Toxic exposures -- thorium dioxide (Thorotrast), used as a contrast dye in radiologic procedures between 1930-1950, has been shown to promote cancers in the liver and bile ducts.
Treatment +
Surgical removal (resection) is currently the only hope for a cure for biliary tract carcinoma. These operations are difficult, and the most experienced surgeons generally obtain the best outcomes. At The Johns Hopkins Hospital, we have multiple surgeons with a strong interest in treating cancers of the gall bladder and bile duct. These include the Chairman of Surgery, Dr. John Cameron, Dr. Kurtis Campbell and Dr. Richard Schulick, all of whom have extensive experience operating on the extrahepatic and intrahepatic bile ducts, and gallbladder. Dr. Michael Choti is a surgeon here at Hopkins with extensive experience operating on the intrahepatic tumors. The location of the tumor dictates which operation will be performed, as detailed below.

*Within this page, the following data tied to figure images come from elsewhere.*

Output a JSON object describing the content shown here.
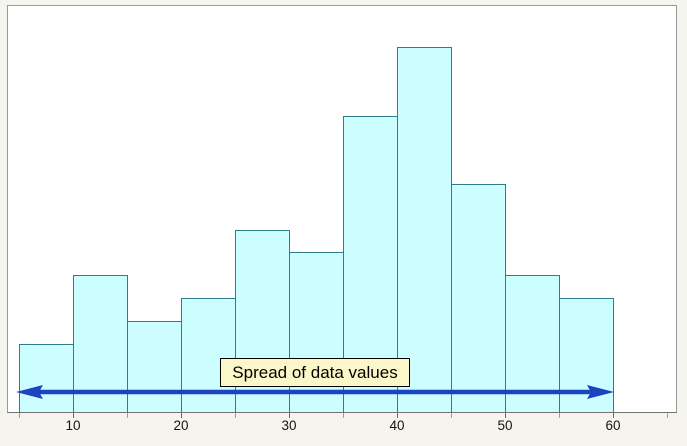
{
  "page": {
    "background_color": "#f6f4ee",
    "frame_border_color": "#9b9b95",
    "plot_background_color": "#ffffff"
  },
  "chart": {
    "bar_fill_color": "#ccfdff",
    "bar_stroke_color": "#2f7d89",
    "arrow_color": "#1c44bf",
    "annotation_bg_color": "#fbf7c8",
    "annotation_border_color": "#000000"
  },
  "chart_data": {
    "type": "bar",
    "subtype": "histogram",
    "title": "",
    "xlabel": "",
    "ylabel": "",
    "grid": false,
    "bin_width": 5,
    "bin_edges": [
      5,
      10,
      15,
      20,
      25,
      30,
      35,
      40,
      45,
      50,
      55,
      60
    ],
    "frequencies": [
      3,
      6,
      4,
      5,
      8,
      7,
      13,
      16,
      10,
      6,
      5
    ],
    "x_range_shown": [
      5,
      65
    ],
    "x_ticks": [
      5,
      10,
      15,
      20,
      25,
      30,
      35,
      40,
      45,
      50,
      55,
      60,
      65
    ],
    "x_tick_labels": [
      10,
      20,
      30,
      40,
      50,
      60
    ],
    "y_axis_shown": false,
    "annotation": "Spread of data values",
    "arrow": {
      "description": "horizontal double-headed arrow spanning the data range",
      "from_x_value": 5,
      "to_x_value": 60
    }
  }
}
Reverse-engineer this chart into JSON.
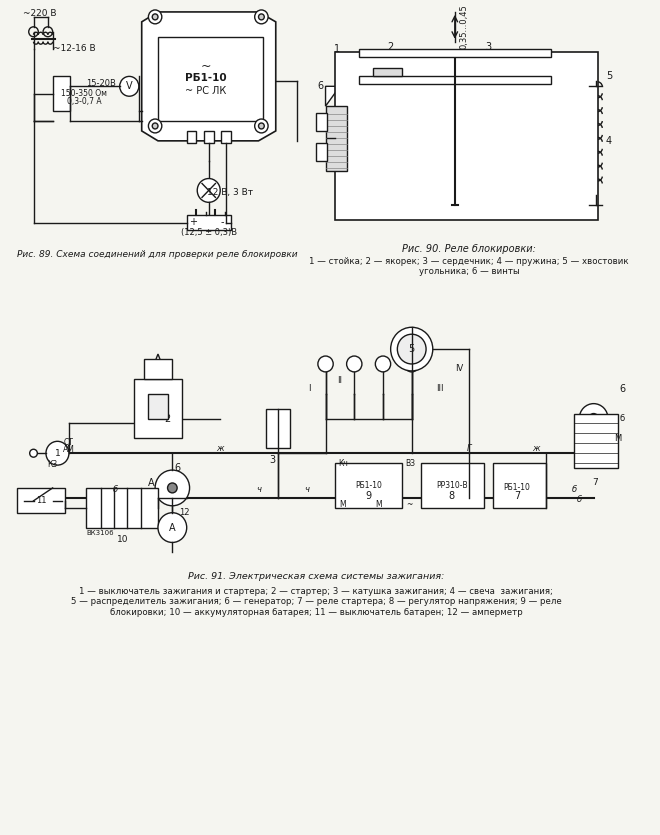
{
  "bg_color": "#f5f5f0",
  "line_color": "#1a1a1a",
  "title_fig89": "Рис. 89. Схема соединений для проверки реле блокировки",
  "title_fig90": "Рис. 90. Реле блокировки:",
  "caption_fig90": "1 — стойка; 2 — якорек; 3 — сердечник; 4 — пружина; 5 — хвостовик\nугольника; 6 — винты",
  "title_fig91": "Рис. 91. Электрическая схема системы зажигания:",
  "caption_fig91": "1 — выключатель зажигания и стартера; 2 — стартер; 3 — катушка зажигания; 4 — свеча  зажигания;\n5 — распределитель зажигания; 6 — генератор; 7 — реле стартера; 8 — регулятор напряжения; 9 — реле\nблокировки; 10 — аккумуляторная батарея; 11 — выключатель батарен; 12 — амперметр"
}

Gallbladder cancers are treated by resection (surgical removal) of the gallbladder (cholecystectomy). Low stage tumors can be resected with a minimally invasive procedure called "laparoscopic cholecystectomy". Here, the surgeon operates through small finger-sized openings made in the abdomen. A camera and surgical instruments mounted on probes are inserted through the small openings. When the tumor is more advanced, an open cholecystectomy is performed in which the surgeon removes the gallbladder, a portion of the adjacent liver, and regional lymph nodes. Here, a standard larger abdominal incision is made.

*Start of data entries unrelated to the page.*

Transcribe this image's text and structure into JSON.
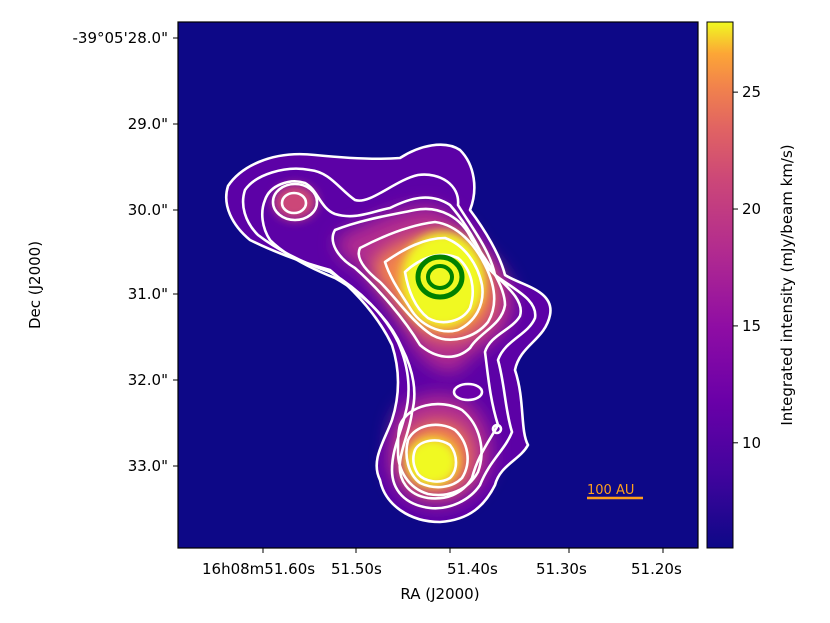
{
  "chart_data": {
    "type": "heatmap",
    "title": "",
    "xlabel": "RA (J2000)",
    "ylabel": "Dec (J2000)",
    "x_tick_labels": [
      "16h08m51.60s",
      "51.50s",
      "51.40s",
      "51.30s",
      "51.20s"
    ],
    "y_tick_labels": [
      "-39°05'28.0\"",
      "29.0\"",
      "30.0\"",
      "31.0\"",
      "32.0\"",
      "33.0\""
    ],
    "colorbar": {
      "label": "Integrated intensity (mJy/beam km/s)",
      "colormap": "plasma",
      "range": [
        5.5,
        28.0
      ],
      "ticks": [
        10,
        15,
        20,
        25
      ]
    },
    "background_value": 5.5,
    "scale_bar": {
      "label": "100 AU",
      "color": "#ff9f1c"
    },
    "contour_color": "#ffffff",
    "peak_marker_color": "#008000",
    "emission_components": [
      {
        "name": "central peak",
        "peak": 28.0
      },
      {
        "name": "southern knot",
        "peak": 27.5
      },
      {
        "name": "north-western knot",
        "peak": 17.0
      }
    ]
  }
}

Bile duct cancers within the liver (Intrahepatic cholangiocarcinomas) are treated by segmental resection of a portion of the liver. Occasionally, complete removal of the liver (hepatectomy) with liver transplantation will be attempted.
Bile duct cancers near the confluence (joining) of the bile ducts (perihilar cholangiocarcinoma) are treated differently depending upon how extensive the tumor is. Tumors confined below the right and left hepatic ducts are treated with resection of the extrahepatic bile ducts, gallbladder, and lymph nodes. Tumors that extend above the duct confluence may require resection of a lobe of the liver.

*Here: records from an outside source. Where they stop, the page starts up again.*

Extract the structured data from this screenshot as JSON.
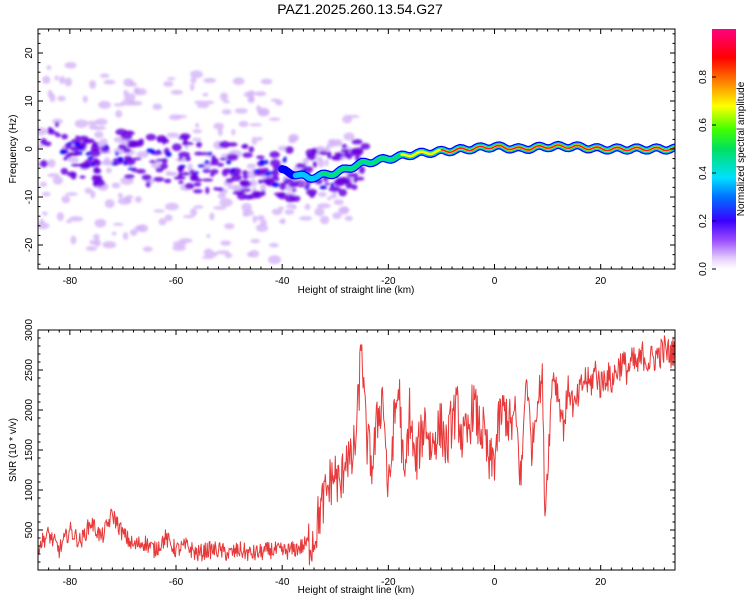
{
  "title": "PAZ1.2025.260.13.54.G27",
  "colors": {
    "snr_line": "#e8393a",
    "ridge_core": "#ff1a1a",
    "ridge_mid": "#00e07a",
    "ridge_outer": "#0000ff",
    "scatter_strong": "#6a00e0",
    "scatter_weak": "#d4b3f7"
  },
  "chart_data": [
    {
      "type": "heatmap",
      "xlabel": "Height of straight line (km)",
      "ylabel": "Frequency (Hz)",
      "xlim": [
        -86,
        34
      ],
      "ylim": [
        -25,
        25
      ],
      "xticks": [
        -80,
        -60,
        -40,
        -20,
        0,
        20
      ],
      "yticks": [
        -20,
        -10,
        0,
        10,
        20
      ],
      "grid": false,
      "ridge": {
        "height_km": [
          -85,
          -80,
          -75,
          -70,
          -65,
          -60,
          -55,
          -50,
          -45,
          -40,
          -35,
          -30,
          -25,
          -20,
          -15,
          -10,
          -5,
          0,
          5,
          10,
          15,
          20,
          25,
          30,
          34
        ],
        "frequency_hz": [
          1.5,
          -1,
          -2,
          -1.5,
          -2,
          -2.5,
          -3.5,
          -4,
          -5,
          -4.5,
          -6,
          -5,
          -3,
          -2,
          -1,
          -0.5,
          0,
          0.5,
          0,
          0.5,
          0.5,
          0,
          0,
          0,
          0
        ],
        "amplitude": [
          0.15,
          0.15,
          0.15,
          0.15,
          0.15,
          0.15,
          0.15,
          0.18,
          0.2,
          0.25,
          0.35,
          0.45,
          0.45,
          0.5,
          0.6,
          0.7,
          0.75,
          0.8,
          0.8,
          0.85,
          0.85,
          0.9,
          0.9,
          0.9,
          0.9
        ]
      },
      "colorbar": {
        "label": "Normalized spectral amplitude",
        "range": [
          0,
          1
        ],
        "ticks": [
          "0.0",
          "0.2",
          "0.4",
          "0.6",
          "0.8"
        ],
        "colormap": "rainbow (white-violet-blue-cyan-green-yellow-red-magenta)"
      }
    },
    {
      "type": "line",
      "xlabel": "Height of straight line (km)",
      "ylabel": "SNR (10 * v/v)",
      "xlim": [
        -86,
        34
      ],
      "ylim": [
        0,
        3000
      ],
      "xticks": [
        -80,
        -60,
        -40,
        -20,
        0,
        20
      ],
      "yticks": [
        500,
        1000,
        1500,
        2000,
        2500,
        3000
      ],
      "grid": false,
      "series": [
        {
          "x": [
            -86,
            -84,
            -82,
            -80,
            -78,
            -76,
            -74,
            -72,
            -70,
            -68,
            -66,
            -64,
            -62,
            -60,
            -58,
            -56,
            -54,
            -52,
            -50,
            -48,
            -46,
            -44,
            -42,
            -40,
            -38,
            -36,
            -34,
            -33,
            -32,
            -31,
            -30,
            -29,
            -28,
            -27,
            -26,
            -25,
            -24.5,
            -24,
            -23,
            -22,
            -21,
            -20,
            -19,
            -18,
            -17,
            -16,
            -15,
            -14,
            -13,
            -12,
            -11,
            -10,
            -9,
            -8,
            -7,
            -6,
            -5,
            -4,
            -3,
            -2,
            -1,
            0,
            1,
            2,
            3,
            4,
            5,
            6,
            7,
            8,
            9,
            9.5,
            10,
            11,
            12,
            13,
            14,
            15,
            16,
            17,
            18,
            19,
            20,
            21,
            22,
            23,
            24,
            25,
            26,
            27,
            28,
            29,
            30,
            31,
            32,
            33,
            34
          ],
          "y": [
            300,
            450,
            250,
            500,
            350,
            600,
            400,
            700,
            450,
            300,
            350,
            250,
            400,
            250,
            300,
            200,
            250,
            250,
            200,
            250,
            200,
            220,
            250,
            230,
            250,
            300,
            400,
            700,
            900,
            1100,
            1200,
            1000,
            1500,
            1300,
            1700,
            2900,
            2000,
            1600,
            1300,
            1900,
            2200,
            900,
            1800,
            2300,
            1000,
            2000,
            1300,
            1600,
            1900,
            1500,
            1700,
            1800,
            1500,
            1900,
            2000,
            1600,
            1700,
            2100,
            1800,
            1700,
            1300,
            1400,
            1900,
            2000,
            1800,
            1900,
            1100,
            2500,
            1500,
            2100,
            2400,
            700,
            1300,
            2500,
            2200,
            1800,
            2300,
            2000,
            2200,
            2400,
            2300,
            2500,
            2300,
            2450,
            2350,
            2500,
            2600,
            2500,
            2600,
            2550,
            2700,
            2600,
            2650,
            2700,
            2750,
            2700,
            2750
          ]
        }
      ]
    }
  ]
}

Distal bile duct cancers (those near the ampulla of Vater) are treated with a Whipple resection, which is a resection of the proximal duodenum (first portion of the small intestine), head of the pancreas, common bile duct, and gallbladder. The Whipple procedure is the same operation performed for cancers of the head of the pancreas. More Whipple resections are performed at The Johns Hopkins Hospital than at any hospital in the world.
If the tumor cannot be removed surgically, bypass procedures may be performed to prevent obstruction of the gastrointestinal and biliary tracts, and to relieve the patient's symptoms.